The NY Times featured a case where a patient specified in his advance care directive that he wanted “comfort care only, no heroics,” which is relatively generic but conveys an important layer of guidance for medical teams. Unfortunately, when he ended up in the hospital with an uncontrollable nosebleed and started vomiting blood, his directive was nowhere to be found until many weeks after he received a tracheostomy and other surgical procedures inconsistent with his directive.
There are numerous examples of where advance care directives proved inadequate during the course of care…unsigned documents, attorneys unable to fax files in time, or simply just leaving the physical copies of the directives at home when your loved one is on the way to the hospital and in need of urgent care. The list goes on an on.

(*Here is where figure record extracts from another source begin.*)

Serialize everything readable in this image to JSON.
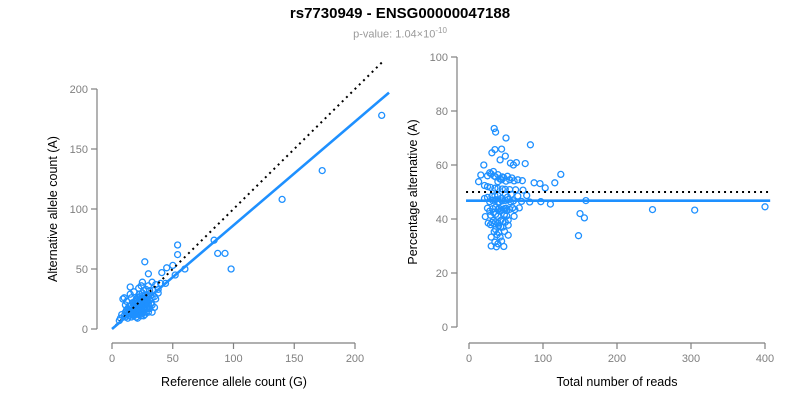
{
  "header": {
    "title": "rs7730949 - ENSG00000047188",
    "pvalue": {
      "text": "p-value: 1.04×10",
      "exponent": "-10"
    }
  },
  "colors": {
    "accent": "#1E90FF",
    "dotted_line": "#000000",
    "axis_line": "#808080",
    "tick_label": "#7F7F7F",
    "axis_title": "#000000",
    "title": "#000000",
    "subtitle": "#9A9A9A",
    "background": "#FFFFFF"
  },
  "chart_data": [
    {
      "name": "ref-vs-alt-scatter",
      "type": "scatter",
      "title": "",
      "xlabel": "Reference allele count (G)",
      "ylabel": "Alternative allele count (A)",
      "xticks": [
        0,
        50,
        100,
        150,
        200
      ],
      "yticks": [
        0,
        50,
        100,
        150,
        200
      ],
      "xlim": [
        0,
        230
      ],
      "ylim": [
        0,
        225
      ],
      "grid": false,
      "legend": "none",
      "lines": [
        {
          "name": "identity-line",
          "style": "dotted",
          "color": "#000000",
          "from": [
            3,
            3
          ],
          "to": [
            224,
            224
          ]
        },
        {
          "name": "regression-line",
          "style": "solid",
          "color": "#1E90FF",
          "from": [
            0,
            0
          ],
          "to": [
            228,
            197
          ]
        }
      ],
      "points": [
        [
          9,
          25
        ],
        [
          10,
          26
        ],
        [
          15,
          35
        ],
        [
          27,
          56
        ],
        [
          12,
          23
        ],
        [
          15,
          29
        ],
        [
          11,
          20
        ],
        [
          18,
          31
        ],
        [
          22,
          34
        ],
        [
          25,
          39
        ],
        [
          30,
          46
        ],
        [
          16,
          26
        ],
        [
          24,
          36
        ],
        [
          54,
          70
        ],
        [
          54,
          62
        ],
        [
          12,
          16
        ],
        [
          14,
          19
        ],
        [
          17,
          22
        ],
        [
          20,
          25
        ],
        [
          23,
          29
        ],
        [
          16,
          20
        ],
        [
          19,
          23
        ],
        [
          26,
          32
        ],
        [
          13,
          17
        ],
        [
          21,
          26
        ],
        [
          30,
          36
        ],
        [
          11,
          14
        ],
        [
          18,
          21
        ],
        [
          25,
          30
        ],
        [
          33,
          39
        ],
        [
          41,
          47
        ],
        [
          15,
          19
        ],
        [
          20,
          24
        ],
        [
          23,
          27
        ],
        [
          28,
          33
        ],
        [
          45,
          51
        ],
        [
          50,
          53
        ],
        [
          84,
          74
        ],
        [
          10,
          11
        ],
        [
          14,
          15
        ],
        [
          17,
          18
        ],
        [
          22,
          23
        ],
        [
          27,
          28
        ],
        [
          12,
          13
        ],
        [
          19,
          20
        ],
        [
          24,
          25
        ],
        [
          31,
          32
        ],
        [
          36,
          37
        ],
        [
          16,
          15
        ],
        [
          20,
          19
        ],
        [
          25,
          24
        ],
        [
          29,
          28
        ],
        [
          13,
          12
        ],
        [
          18,
          17
        ],
        [
          23,
          21
        ],
        [
          27,
          25
        ],
        [
          34,
          32
        ],
        [
          40,
          38
        ],
        [
          15,
          13
        ],
        [
          19,
          17
        ],
        [
          24,
          21
        ],
        [
          28,
          25
        ],
        [
          11,
          10
        ],
        [
          22,
          19
        ],
        [
          26,
          23
        ],
        [
          32,
          28
        ],
        [
          38,
          33
        ],
        [
          17,
          15
        ],
        [
          21,
          18
        ],
        [
          30,
          26
        ],
        [
          44,
          38
        ],
        [
          52,
          45
        ],
        [
          60,
          50
        ],
        [
          18,
          14
        ],
        [
          23,
          18
        ],
        [
          28,
          22
        ],
        [
          33,
          26
        ],
        [
          14,
          11
        ],
        [
          20,
          16
        ],
        [
          26,
          20
        ],
        [
          31,
          24
        ],
        [
          38,
          30
        ],
        [
          16,
          12
        ],
        [
          22,
          17
        ],
        [
          27,
          21
        ],
        [
          35,
          27
        ],
        [
          24,
          18
        ],
        [
          29,
          22
        ],
        [
          19,
          14
        ],
        [
          25,
          19
        ],
        [
          87,
          63
        ],
        [
          93,
          63
        ],
        [
          13,
          9
        ],
        [
          21,
          15
        ],
        [
          28,
          20
        ],
        [
          17,
          12
        ],
        [
          23,
          16
        ],
        [
          30,
          21
        ],
        [
          36,
          25
        ],
        [
          20,
          13
        ],
        [
          26,
          17
        ],
        [
          32,
          21
        ],
        [
          16,
          10
        ],
        [
          22,
          14
        ],
        [
          28,
          18
        ],
        [
          24,
          15
        ],
        [
          19,
          12
        ],
        [
          30,
          19
        ],
        [
          25,
          15
        ],
        [
          21,
          13
        ],
        [
          18,
          11
        ],
        [
          27,
          16
        ],
        [
          33,
          20
        ],
        [
          23,
          13
        ],
        [
          29,
          17
        ],
        [
          26,
          14
        ],
        [
          22,
          12
        ],
        [
          31,
          17
        ],
        [
          25,
          13
        ],
        [
          20,
          10
        ],
        [
          28,
          14
        ],
        [
          35,
          18
        ],
        [
          24,
          11
        ],
        [
          30,
          14
        ],
        [
          27,
          12
        ],
        [
          21,
          9
        ],
        [
          33,
          14
        ],
        [
          26,
          11
        ],
        [
          7,
          9
        ],
        [
          8,
          12
        ],
        [
          6,
          7
        ],
        [
          98,
          50
        ],
        [
          140,
          108
        ],
        [
          173,
          132
        ],
        [
          222,
          178
        ]
      ]
    },
    {
      "name": "pct-vs-total-scatter",
      "type": "scatter",
      "title": "",
      "xlabel": "Total number of reads",
      "ylabel": "Percentage alternative (A)",
      "xticks": [
        0,
        100,
        200,
        300,
        400
      ],
      "yticks": [
        0,
        20,
        40,
        60,
        80,
        100
      ],
      "xlim": [
        0,
        410
      ],
      "ylim": [
        0,
        100
      ],
      "grid": false,
      "legend": "none",
      "lines": [
        {
          "name": "expected-50pct-line",
          "style": "dotted",
          "color": "#000000",
          "from": [
            -4,
            50
          ],
          "to": [
            407,
            50
          ]
        },
        {
          "name": "mean-percentage-line",
          "style": "solid",
          "color": "#1E90FF",
          "from": [
            -4,
            46.8
          ],
          "to": [
            407,
            46.8
          ]
        }
      ],
      "points": [
        [
          34,
          73.5
        ],
        [
          36,
          72.2
        ],
        [
          50,
          70.0
        ],
        [
          83,
          67.5
        ],
        [
          35,
          65.7
        ],
        [
          44,
          65.9
        ],
        [
          31,
          64.5
        ],
        [
          49,
          63.3
        ],
        [
          56,
          60.7
        ],
        [
          64,
          60.9
        ],
        [
          76,
          60.5
        ],
        [
          42,
          61.9
        ],
        [
          60,
          60.0
        ],
        [
          124,
          56.5
        ],
        [
          116,
          53.4
        ],
        [
          28,
          57.1
        ],
        [
          33,
          57.6
        ],
        [
          39,
          56.4
        ],
        [
          45,
          55.6
        ],
        [
          52,
          55.8
        ],
        [
          36,
          55.6
        ],
        [
          42,
          54.8
        ],
        [
          58,
          55.2
        ],
        [
          30,
          56.7
        ],
        [
          47,
          55.3
        ],
        [
          66,
          54.5
        ],
        [
          25,
          56.0
        ],
        [
          39,
          53.8
        ],
        [
          55,
          54.5
        ],
        [
          72,
          54.2
        ],
        [
          88,
          53.4
        ],
        [
          34,
          55.9
        ],
        [
          44,
          54.5
        ],
        [
          50,
          54.0
        ],
        [
          61,
          54.1
        ],
        [
          96,
          53.1
        ],
        [
          103,
          51.5
        ],
        [
          158,
          46.8
        ],
        [
          21,
          52.4
        ],
        [
          29,
          51.7
        ],
        [
          35,
          51.4
        ],
        [
          45,
          51.1
        ],
        [
          55,
          50.9
        ],
        [
          25,
          52.0
        ],
        [
          39,
          51.3
        ],
        [
          49,
          51.0
        ],
        [
          63,
          50.8
        ],
        [
          73,
          50.7
        ],
        [
          31,
          48.4
        ],
        [
          39,
          48.7
        ],
        [
          49,
          49.0
        ],
        [
          57,
          49.1
        ],
        [
          25,
          48.0
        ],
        [
          35,
          48.6
        ],
        [
          44,
          47.7
        ],
        [
          52,
          48.1
        ],
        [
          66,
          48.5
        ],
        [
          78,
          48.7
        ],
        [
          28,
          46.4
        ],
        [
          36,
          47.2
        ],
        [
          45,
          46.7
        ],
        [
          53,
          47.2
        ],
        [
          21,
          47.6
        ],
        [
          41,
          46.3
        ],
        [
          49,
          46.9
        ],
        [
          60,
          46.7
        ],
        [
          71,
          46.5
        ],
        [
          32,
          46.9
        ],
        [
          39,
          46.2
        ],
        [
          56,
          46.4
        ],
        [
          82,
          46.3
        ],
        [
          97,
          46.4
        ],
        [
          110,
          45.5
        ],
        [
          32,
          43.8
        ],
        [
          41,
          43.9
        ],
        [
          50,
          44.0
        ],
        [
          59,
          44.1
        ],
        [
          25,
          44.0
        ],
        [
          36,
          44.4
        ],
        [
          46,
          43.5
        ],
        [
          55,
          43.6
        ],
        [
          68,
          44.1
        ],
        [
          28,
          42.9
        ],
        [
          39,
          43.6
        ],
        [
          48,
          43.8
        ],
        [
          62,
          43.5
        ],
        [
          42,
          42.9
        ],
        [
          51,
          43.1
        ],
        [
          33,
          42.4
        ],
        [
          44,
          43.2
        ],
        [
          150,
          42.0
        ],
        [
          156,
          40.4
        ],
        [
          22,
          40.9
        ],
        [
          36,
          41.7
        ],
        [
          48,
          41.7
        ],
        [
          29,
          41.4
        ],
        [
          39,
          41.0
        ],
        [
          51,
          41.2
        ],
        [
          61,
          41.0
        ],
        [
          33,
          39.4
        ],
        [
          43,
          39.5
        ],
        [
          53,
          39.6
        ],
        [
          26,
          38.5
        ],
        [
          36,
          38.9
        ],
        [
          46,
          39.1
        ],
        [
          39,
          38.5
        ],
        [
          31,
          38.7
        ],
        [
          49,
          38.8
        ],
        [
          40,
          37.5
        ],
        [
          34,
          38.2
        ],
        [
          29,
          37.9
        ],
        [
          43,
          37.2
        ],
        [
          53,
          37.7
        ],
        [
          36,
          36.1
        ],
        [
          46,
          37.0
        ],
        [
          40,
          35.0
        ],
        [
          34,
          35.3
        ],
        [
          48,
          35.4
        ],
        [
          38,
          34.2
        ],
        [
          30,
          33.3
        ],
        [
          42,
          33.3
        ],
        [
          53,
          34.0
        ],
        [
          35,
          31.4
        ],
        [
          44,
          31.8
        ],
        [
          39,
          30.8
        ],
        [
          30,
          30.0
        ],
        [
          47,
          29.8
        ],
        [
          37,
          29.7
        ],
        [
          16,
          56.3
        ],
        [
          20,
          60.0
        ],
        [
          13,
          53.8
        ],
        [
          148,
          33.8
        ],
        [
          248,
          43.5
        ],
        [
          305,
          43.3
        ],
        [
          400,
          44.5
        ]
      ]
    }
  ]
}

The misplacement of advance care directives and subsequent confusion and misalignment in care coordination are quite common occurrences, underscoring the value of creating shareable video featuring your loved one verbally communicating the directive. With such a video immediately accessible digitally, there will be little to no dispute over your loved ones’ wishes if they are speaking directly into the camera for everyone—including medical personnel—to see.
Take action today
At a minimum, it would be valuable to share the advance care directive with your loved ones’ primary care physician and all healthcare decision-makers involved in their day-to-day care (e.g. nurse practitioners, RNs, Licensed Clinical Social Workers, health plan care managers, etc). To go the extra mile, consider sharing with medical specialists treating your loved one, such as neurologists, pulmonologists, cardiologists, endocrinologists, nephrologists, psychiatrists and/or oncologists depending on chronic conditions that need to be managed. You can also consider using a medical alert system like Qmedic. Ultimately, the more directive copies in circulation and immediately accessible, the more likely physicians are to follow your loved ones’ wishes.
If your loved one is resistant to the idea of creating an advance care directive, encourage them by creating one for yourself as well. This is not about age per se, it’s about being smart and guiding your medical teams to make decisions that are in your best interest. Remind them that we all could be in a vulnerable situation at any moment, via unforeseen circumstances such as a car accident or illness. If they feel like the AD applies to everyone vs. only them, they’ll be less likely to feel like you’re trying to compromise their independence. Practice what you preach and you’re likely to find a receptive audience.
As a reminder, in 2018, National Healthcare Decisions Day coincides with Tax Day. So if you’re not able to wait to file your taxes, don’t wait on creating your and your loved one's advance care directives. The time you invest now will pay off when your loved one needs it most.